SKIM: An Adaptive Multi-Resolution Procedural Knowledge Compression Framework

This article introduces SKIM, an adaptive multi-resolution soft token compression framework for LLM procedural skills, which can compress skill text to 30%-60% of its original length while maintaining task performance superior to existing compression methods. SKIM is specifically designed for procedural knowledge, addressing the context inflation problem of LLMs and improving reasoning efficiency. Original author: bebr2, source: arXiv, release date: 2026-06-10, open-source code available on GitHub: https://github.com/bebr2/SKIM.

Large language models (LLMs) are evolving into intelligent agents, requiring loading multiple skills which leads to context inflation, increasing pre-filling costs and inference latency. Existing compression methods target factual knowledge and fail to preserve structural information such as logical dependencies, tool protocols, and conditional branches of procedural knowledge, easily breaking key dependencies required for skill execution.

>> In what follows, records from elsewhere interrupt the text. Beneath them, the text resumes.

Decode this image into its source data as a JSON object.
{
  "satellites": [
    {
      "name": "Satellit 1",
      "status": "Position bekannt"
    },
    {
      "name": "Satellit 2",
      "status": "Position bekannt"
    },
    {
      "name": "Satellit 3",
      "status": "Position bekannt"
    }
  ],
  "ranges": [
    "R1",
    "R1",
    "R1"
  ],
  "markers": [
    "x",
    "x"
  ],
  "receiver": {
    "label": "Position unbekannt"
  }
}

SKIM proposes three core requirements for effective skill compression: 1. Preserve logical dependencies: Ensure that the logical relationships of workflows and tool protocols are maintained after compression; 2. Support lightweight offline compression: Adapt to rapid iteration of community skills without expensive retraining; 3. Adapt to different complexities: Adjust compression rates adaptively based on skill complexity (steps, nesting, branches, etc.).

SKIM is an adaptive multi-resolution soft token compression framework: 1. Soft token mechanism: Convert text into continuous vector representations with high information density, differentiable optimization, and preserved semantic structure; 2. Adaptive multi-resolution strategy: Select compression resolution through complexity evaluation and dynamically generate different numbers of soft tokens; 3. Offline process: Skill parsing → dependency graph construction → soft token generation → quality verification.

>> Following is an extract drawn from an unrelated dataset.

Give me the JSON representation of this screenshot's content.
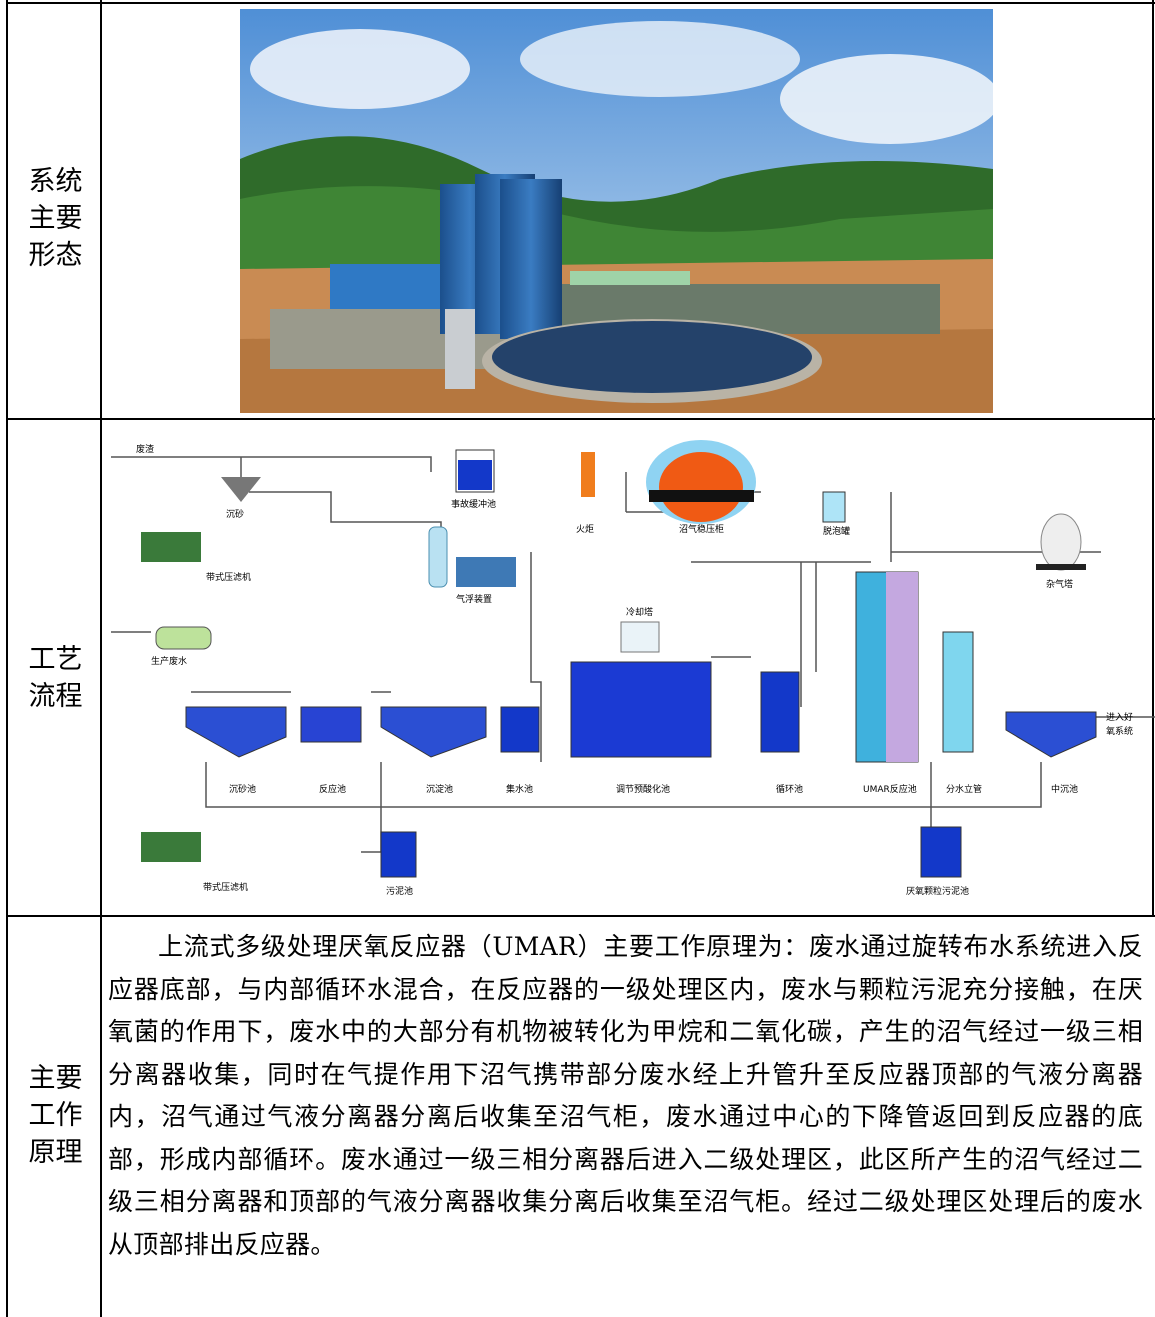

SKIM achieves a compression rate of 30%-60% (depending on skill complexity), with task performance superior to uncompressed original skills and existing methods. Advantages include: better preservation of procedural knowledge, higher compression efficiency, and lower computational overhead. Inference efficiency is significantly improved: reduced pre-filling time, lower memory usage, and improved end-to-end latency.

SKIM is suitable for: 1. Intelligent agent platforms (e.g., GPTs, Claude Artifacts): Reduce skill loading overhead and support simultaneous loading of multiple skills; 2. Enterprise knowledge bases: Efficiently integrate standard operating procedures, troubleshooting guides, etc.; 3. Community skill ecosystems: Lightweight offline compression adapts to rapidly iterating open-source skill libraries.

Current limitations: Domain adaptability (needs tuning for vertical fields like healthcare/legal), interpretability (soft tokens are less easy to debug than natural language), cross-model compatibility (bound to specific architectures). Future directions: Multi-modal skill compression, runtime dynamic adaptive compression rates, federated compression to protect privacy.

SKIM code has been open-sourced (GitHub link: https://github.com/bebr2/SKIM), providing a complete framework, pre-trained checkpoints, benchmark datasets, and documentation. SKIM is an important advancement in the field of procedural knowledge compression, providing key infrastructure support for large-scale LLM skill ecosystems.